Lutte contre le terrorisme : Le MBDHP dénonce des exécutions extrajudiciaires
Le 04 février dernier, un communiqué de l’Etat Major Général des Armées (EMGA) informait l’opinion publique qu’une riposte et un ratissage dans les départements de Kain, de Bahn et de Bomboro ont conduit à la neutralisation de 146 terroristes. Une opération menée à la suite d’une attaque terroriste dans la nuit du 03 au 04 février 2019 à Kain dans le Nord du Yatenga faisant 14 victimes civiles au sein de la population. Le Mouvement Burkinabè des Droits de l’Homme et des Peuples (MBDHP) a mené une mission d’établissement des faits, dont le rapport a été livré aux journalistes ce 13 février 2019 à Ouagadougou.
Cette mission d’enquête, selon les dires du président Chrysogone Zougmoré, est intervenue à la demande des parents des personnes « neutralisées », victimes des opérations de ratissage. Elle s’est déroulée de février à mars, à travers soixante-cinq entretiens avec les victimes, parents de victimes, et témoins des évènements, à Kain, Sounam, Tiabéwal, Guingui, Daybara, Somme, Ouahigouya et Ouagadougou. Le MBDHP dit avoir rencontré aussi le ministère de la défense et des anciens combattant.
« Soixante victimes sommairement exécutées »
Selon les conférenciers, toutes les soixante victimes recensées parmi les 146 terroristes tués annoncés par l’état-major général des armées, ont été sommairement exécutées.
Les conférenciers. Chrisogone Zougmoré à droite.

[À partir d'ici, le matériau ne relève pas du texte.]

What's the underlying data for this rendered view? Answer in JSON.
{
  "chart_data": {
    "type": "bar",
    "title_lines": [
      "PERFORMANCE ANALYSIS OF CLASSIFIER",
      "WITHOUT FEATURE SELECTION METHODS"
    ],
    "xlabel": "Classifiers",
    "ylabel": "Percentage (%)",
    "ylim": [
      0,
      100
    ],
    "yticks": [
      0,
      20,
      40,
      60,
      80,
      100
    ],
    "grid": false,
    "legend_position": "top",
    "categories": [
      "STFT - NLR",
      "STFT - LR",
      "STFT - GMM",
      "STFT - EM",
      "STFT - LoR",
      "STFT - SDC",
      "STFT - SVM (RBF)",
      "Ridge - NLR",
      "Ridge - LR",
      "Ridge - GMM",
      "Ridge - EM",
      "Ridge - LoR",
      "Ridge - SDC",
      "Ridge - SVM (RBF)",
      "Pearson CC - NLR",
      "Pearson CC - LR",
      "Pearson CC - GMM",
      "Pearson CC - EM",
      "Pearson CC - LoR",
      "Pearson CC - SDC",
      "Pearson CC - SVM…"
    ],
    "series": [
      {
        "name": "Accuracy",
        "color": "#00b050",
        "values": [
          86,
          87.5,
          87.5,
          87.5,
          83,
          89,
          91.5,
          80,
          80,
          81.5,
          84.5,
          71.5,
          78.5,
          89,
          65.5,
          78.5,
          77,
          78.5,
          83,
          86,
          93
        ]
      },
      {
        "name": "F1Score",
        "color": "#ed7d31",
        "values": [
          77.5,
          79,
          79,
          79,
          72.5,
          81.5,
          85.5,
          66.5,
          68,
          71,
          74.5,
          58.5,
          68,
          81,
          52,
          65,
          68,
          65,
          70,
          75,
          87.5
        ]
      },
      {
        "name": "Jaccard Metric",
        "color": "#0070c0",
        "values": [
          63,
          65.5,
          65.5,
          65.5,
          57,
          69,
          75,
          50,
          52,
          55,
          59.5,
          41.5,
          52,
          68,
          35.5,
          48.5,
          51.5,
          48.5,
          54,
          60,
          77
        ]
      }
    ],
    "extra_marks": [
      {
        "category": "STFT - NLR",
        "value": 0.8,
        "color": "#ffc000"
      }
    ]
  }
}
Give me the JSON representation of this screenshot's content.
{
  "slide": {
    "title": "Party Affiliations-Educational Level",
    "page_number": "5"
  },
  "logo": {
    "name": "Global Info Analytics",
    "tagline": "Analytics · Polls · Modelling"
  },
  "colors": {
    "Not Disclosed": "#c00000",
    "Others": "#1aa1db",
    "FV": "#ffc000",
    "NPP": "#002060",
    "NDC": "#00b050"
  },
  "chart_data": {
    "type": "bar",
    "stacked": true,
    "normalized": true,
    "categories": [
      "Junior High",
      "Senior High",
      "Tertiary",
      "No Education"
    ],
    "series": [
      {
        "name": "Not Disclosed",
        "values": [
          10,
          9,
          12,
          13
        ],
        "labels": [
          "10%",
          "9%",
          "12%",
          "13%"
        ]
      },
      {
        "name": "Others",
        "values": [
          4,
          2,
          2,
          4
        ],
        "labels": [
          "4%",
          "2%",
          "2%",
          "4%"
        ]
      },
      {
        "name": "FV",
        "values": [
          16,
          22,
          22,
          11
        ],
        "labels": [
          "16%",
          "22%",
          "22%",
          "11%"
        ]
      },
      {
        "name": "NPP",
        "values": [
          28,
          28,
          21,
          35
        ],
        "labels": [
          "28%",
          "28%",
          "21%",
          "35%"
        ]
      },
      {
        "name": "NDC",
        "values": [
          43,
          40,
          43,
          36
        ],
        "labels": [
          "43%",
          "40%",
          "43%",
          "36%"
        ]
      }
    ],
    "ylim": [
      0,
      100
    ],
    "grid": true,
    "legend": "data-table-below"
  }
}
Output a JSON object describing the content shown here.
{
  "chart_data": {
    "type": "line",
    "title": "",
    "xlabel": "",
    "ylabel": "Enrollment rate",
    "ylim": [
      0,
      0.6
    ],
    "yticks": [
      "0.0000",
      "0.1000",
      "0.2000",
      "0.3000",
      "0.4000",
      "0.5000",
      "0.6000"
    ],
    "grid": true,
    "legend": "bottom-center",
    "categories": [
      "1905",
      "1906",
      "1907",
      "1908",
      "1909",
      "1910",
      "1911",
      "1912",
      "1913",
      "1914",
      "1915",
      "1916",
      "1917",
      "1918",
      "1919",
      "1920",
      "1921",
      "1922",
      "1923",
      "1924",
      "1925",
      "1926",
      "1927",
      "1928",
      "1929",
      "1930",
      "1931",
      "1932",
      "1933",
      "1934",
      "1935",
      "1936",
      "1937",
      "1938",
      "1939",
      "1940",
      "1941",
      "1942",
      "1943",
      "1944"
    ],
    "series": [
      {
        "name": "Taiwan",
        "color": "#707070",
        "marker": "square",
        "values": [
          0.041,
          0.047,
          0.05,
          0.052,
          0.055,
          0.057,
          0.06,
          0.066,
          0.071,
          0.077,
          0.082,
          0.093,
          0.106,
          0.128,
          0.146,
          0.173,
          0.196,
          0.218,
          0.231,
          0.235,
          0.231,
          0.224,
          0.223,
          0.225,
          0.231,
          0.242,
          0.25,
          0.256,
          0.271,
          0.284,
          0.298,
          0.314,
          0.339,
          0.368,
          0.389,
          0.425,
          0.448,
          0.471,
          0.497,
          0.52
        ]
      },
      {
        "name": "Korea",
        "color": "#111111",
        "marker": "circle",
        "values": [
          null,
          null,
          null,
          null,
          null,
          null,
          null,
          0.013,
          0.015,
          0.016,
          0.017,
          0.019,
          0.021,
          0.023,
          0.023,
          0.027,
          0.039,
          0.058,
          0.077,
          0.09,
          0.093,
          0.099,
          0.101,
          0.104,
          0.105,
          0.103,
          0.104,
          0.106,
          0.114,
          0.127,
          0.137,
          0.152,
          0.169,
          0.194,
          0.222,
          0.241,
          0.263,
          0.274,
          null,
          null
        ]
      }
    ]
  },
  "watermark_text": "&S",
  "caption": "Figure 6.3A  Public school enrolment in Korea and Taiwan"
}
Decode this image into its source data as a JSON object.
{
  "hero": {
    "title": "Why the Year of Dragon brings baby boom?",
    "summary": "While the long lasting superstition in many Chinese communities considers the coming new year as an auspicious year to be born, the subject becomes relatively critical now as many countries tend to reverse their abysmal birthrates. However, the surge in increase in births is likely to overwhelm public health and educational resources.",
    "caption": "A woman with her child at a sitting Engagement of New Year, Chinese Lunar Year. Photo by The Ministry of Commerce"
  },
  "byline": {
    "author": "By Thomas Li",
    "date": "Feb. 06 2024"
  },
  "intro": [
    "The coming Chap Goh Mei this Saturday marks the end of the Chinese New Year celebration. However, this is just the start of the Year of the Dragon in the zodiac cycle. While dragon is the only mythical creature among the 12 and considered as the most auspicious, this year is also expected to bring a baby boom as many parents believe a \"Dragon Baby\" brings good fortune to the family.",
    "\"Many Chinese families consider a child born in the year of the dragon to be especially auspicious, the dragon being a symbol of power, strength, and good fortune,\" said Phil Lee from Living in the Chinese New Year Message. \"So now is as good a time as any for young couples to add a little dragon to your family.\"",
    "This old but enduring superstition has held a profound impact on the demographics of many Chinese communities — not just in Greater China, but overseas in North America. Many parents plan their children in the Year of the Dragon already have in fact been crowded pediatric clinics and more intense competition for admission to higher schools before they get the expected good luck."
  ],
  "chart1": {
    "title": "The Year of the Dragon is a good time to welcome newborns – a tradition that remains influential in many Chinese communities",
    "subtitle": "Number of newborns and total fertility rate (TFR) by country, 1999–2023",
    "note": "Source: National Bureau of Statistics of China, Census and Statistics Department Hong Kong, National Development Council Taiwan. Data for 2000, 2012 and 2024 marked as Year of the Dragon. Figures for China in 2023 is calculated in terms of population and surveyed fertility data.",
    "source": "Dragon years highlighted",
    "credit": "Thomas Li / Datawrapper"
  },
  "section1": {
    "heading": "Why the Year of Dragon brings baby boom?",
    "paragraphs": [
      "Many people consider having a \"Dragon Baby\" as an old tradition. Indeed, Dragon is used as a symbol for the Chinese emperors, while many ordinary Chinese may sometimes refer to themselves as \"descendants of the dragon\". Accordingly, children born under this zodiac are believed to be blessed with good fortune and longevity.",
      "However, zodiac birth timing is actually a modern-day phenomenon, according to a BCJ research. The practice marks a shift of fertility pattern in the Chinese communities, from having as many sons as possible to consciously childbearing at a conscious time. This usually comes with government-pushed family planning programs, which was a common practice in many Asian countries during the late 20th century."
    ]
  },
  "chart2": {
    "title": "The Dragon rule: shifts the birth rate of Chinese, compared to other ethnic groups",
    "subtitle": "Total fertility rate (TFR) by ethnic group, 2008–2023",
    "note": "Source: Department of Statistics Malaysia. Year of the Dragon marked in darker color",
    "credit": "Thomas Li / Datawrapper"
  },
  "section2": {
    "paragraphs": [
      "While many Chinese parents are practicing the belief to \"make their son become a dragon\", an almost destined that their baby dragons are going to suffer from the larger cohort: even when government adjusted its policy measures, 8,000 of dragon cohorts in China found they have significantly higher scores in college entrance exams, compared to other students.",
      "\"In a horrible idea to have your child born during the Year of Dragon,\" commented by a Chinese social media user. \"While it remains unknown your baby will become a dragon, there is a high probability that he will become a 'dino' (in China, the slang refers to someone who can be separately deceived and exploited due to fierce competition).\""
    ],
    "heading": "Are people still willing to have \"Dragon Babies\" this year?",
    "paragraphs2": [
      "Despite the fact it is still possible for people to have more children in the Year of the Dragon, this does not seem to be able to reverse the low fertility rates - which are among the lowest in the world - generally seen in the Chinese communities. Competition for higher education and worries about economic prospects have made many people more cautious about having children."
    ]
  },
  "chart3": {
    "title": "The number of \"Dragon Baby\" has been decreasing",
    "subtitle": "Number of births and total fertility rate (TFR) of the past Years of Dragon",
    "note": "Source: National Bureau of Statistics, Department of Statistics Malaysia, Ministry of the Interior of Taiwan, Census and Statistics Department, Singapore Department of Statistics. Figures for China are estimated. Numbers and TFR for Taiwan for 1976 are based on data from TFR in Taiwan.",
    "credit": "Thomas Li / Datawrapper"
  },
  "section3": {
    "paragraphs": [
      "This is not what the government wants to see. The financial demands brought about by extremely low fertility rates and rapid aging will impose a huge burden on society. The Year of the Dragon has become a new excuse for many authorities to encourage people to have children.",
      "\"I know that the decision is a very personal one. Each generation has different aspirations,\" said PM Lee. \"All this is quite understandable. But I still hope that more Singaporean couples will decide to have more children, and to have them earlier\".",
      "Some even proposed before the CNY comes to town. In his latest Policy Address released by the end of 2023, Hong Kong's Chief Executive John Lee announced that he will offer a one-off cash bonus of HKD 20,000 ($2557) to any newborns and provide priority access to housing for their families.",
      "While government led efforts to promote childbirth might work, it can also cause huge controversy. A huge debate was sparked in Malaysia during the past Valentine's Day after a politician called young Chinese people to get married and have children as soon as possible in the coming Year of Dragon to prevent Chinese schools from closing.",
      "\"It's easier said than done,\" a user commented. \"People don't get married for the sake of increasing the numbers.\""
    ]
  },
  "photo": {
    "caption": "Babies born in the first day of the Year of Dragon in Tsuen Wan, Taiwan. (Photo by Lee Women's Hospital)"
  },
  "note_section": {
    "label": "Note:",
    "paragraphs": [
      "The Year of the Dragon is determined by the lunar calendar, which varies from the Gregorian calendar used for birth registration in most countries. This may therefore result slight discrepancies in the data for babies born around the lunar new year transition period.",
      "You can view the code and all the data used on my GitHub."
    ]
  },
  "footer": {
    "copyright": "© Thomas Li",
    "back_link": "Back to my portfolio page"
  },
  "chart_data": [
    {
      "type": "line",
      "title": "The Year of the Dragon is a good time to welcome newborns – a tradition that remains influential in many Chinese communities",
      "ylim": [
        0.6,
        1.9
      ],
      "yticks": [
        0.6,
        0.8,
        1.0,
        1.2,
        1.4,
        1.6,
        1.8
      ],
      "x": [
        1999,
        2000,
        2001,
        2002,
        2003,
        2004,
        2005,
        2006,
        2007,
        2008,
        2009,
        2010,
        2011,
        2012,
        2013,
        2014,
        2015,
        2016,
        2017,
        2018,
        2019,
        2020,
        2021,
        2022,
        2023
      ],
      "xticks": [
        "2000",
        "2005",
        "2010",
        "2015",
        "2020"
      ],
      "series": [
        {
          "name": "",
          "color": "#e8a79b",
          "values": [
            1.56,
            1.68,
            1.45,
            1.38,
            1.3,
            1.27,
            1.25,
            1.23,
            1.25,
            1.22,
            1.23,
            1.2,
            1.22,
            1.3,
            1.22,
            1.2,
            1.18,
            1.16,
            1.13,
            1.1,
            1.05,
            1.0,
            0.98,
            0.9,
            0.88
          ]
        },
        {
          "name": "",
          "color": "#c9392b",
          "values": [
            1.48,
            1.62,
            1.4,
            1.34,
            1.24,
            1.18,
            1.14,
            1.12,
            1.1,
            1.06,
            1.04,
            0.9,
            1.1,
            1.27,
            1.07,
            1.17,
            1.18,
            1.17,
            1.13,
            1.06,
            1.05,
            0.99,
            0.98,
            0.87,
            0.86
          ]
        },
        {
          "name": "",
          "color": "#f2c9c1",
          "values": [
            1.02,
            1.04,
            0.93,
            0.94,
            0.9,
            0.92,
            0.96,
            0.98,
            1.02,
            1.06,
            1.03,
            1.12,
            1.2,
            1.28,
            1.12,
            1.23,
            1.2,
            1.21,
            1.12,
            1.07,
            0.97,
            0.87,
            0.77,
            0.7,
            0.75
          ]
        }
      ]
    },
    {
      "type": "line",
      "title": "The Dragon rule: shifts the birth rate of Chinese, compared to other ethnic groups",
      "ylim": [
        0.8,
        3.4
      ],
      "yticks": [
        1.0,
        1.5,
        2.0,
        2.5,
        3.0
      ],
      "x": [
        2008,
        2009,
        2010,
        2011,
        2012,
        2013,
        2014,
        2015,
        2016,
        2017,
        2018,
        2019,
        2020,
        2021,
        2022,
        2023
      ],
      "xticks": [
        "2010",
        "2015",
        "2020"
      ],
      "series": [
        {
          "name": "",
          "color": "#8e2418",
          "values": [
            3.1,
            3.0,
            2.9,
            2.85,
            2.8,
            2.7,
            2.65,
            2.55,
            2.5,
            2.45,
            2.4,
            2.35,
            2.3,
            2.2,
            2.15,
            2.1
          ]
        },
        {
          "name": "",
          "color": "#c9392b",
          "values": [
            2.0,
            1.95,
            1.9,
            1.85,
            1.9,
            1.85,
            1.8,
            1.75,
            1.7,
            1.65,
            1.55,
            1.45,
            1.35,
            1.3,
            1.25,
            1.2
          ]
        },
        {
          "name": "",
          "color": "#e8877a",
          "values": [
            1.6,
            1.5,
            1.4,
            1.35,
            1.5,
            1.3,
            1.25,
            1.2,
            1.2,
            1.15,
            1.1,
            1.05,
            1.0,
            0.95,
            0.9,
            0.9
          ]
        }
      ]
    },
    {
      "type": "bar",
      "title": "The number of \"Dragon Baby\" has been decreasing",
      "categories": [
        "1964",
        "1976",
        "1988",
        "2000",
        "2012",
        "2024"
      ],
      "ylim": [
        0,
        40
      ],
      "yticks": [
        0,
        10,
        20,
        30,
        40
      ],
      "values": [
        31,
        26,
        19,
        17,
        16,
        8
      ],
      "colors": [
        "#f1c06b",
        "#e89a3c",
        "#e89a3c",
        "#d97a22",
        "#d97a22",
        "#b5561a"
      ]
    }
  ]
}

« Selon les témoins rencontrés, des hommes armés, en tenues militaires burkinabè et décrits par ces témoins comme étant des militaires, ont encerclé des zones d’habitations, arrêté des personnes qu’ils ont par la suite exécuté froidement. Ces hommes armés étaient dans certains cas appuyés par un hélicoptère militaire. Les proches des personnes ainsi tuées nient tout lien entre les victimes et des groupes terroristes », a affirmé Chrisogone Zougmoré. De plus, aucun combat opposant les FDS à des présumés terroristes n’aurait été signalé dans les témoignages recueillis.
Des douilles de balles comme preuve ?
Au cours des échanges avec les journalistes, les conférenciers ont exposé des douilles de balles, qui auraient été recueillis à proximité des concessions. Ces douilles, qui seraient près de 200, proviendraient des armes des FDS et confronteraient la thèse des exécutions extra judiciaires. Toutes fois, le MBDHP avoue n’avoir pas réalisé d’étude balistique.
Un échantillon des douilles de balles ramassées par le MBDHP
« Nous allons transmettre ces douilles à qui de droit. Nous avons ramassé près de 200 douilles de balles à proximité des concessions. Donc cela conforte un peu la thèse des exécutions sommaires et extrajudiciaires. Il n’y a pas de doute. Ce sont des faits que nous avons constaté sur le terrain » a expliqué le président du MBDHP.
C’est pourquoi, le MBDHP prévient que la lutte contre le terrorisme ne doit pas devenir une source d’insécurité pour les citoyens, à qui les FDS inspirent inquiétude et peur dans les zones visitées. De plus, les terroristes s’en serviraient pour élargir leur base sociale en se présentant comme les défenseurs et les protecteurs des populations. D’où la nécessité de rétablir la confiance entre les populations et les forces de sécurité, afin de favoriser l’enracinement de l’Etat de droit, la cohésion sociale et l’unité nationale.
La réplique du gouvernement
Réagissant au rapport du MBDHP, le gouvernement burkinabè, par le biais du ministère de la communication a expliqué dans un communiqué datant du 14 mars, que le droit international humanitaire et les droits de l’homme sont enseignés dans les centres de formation militaire et que les opérations de sécurisation du territoire sont menées dans le principe de la gradation de force que sont successivement le simple contrôle, l’interpellation, l’arrestation, et la neutralisation en cas de nécessité.
Tout en émettant des réserves sur les méthodes d’investigation des acteurs du MBDHP, le gouvernement informe l’opinion nationale et internationale qu’en attendant les résultats des investigations de la justice militaire, la version des faits est celle communiquée par l’EMGA.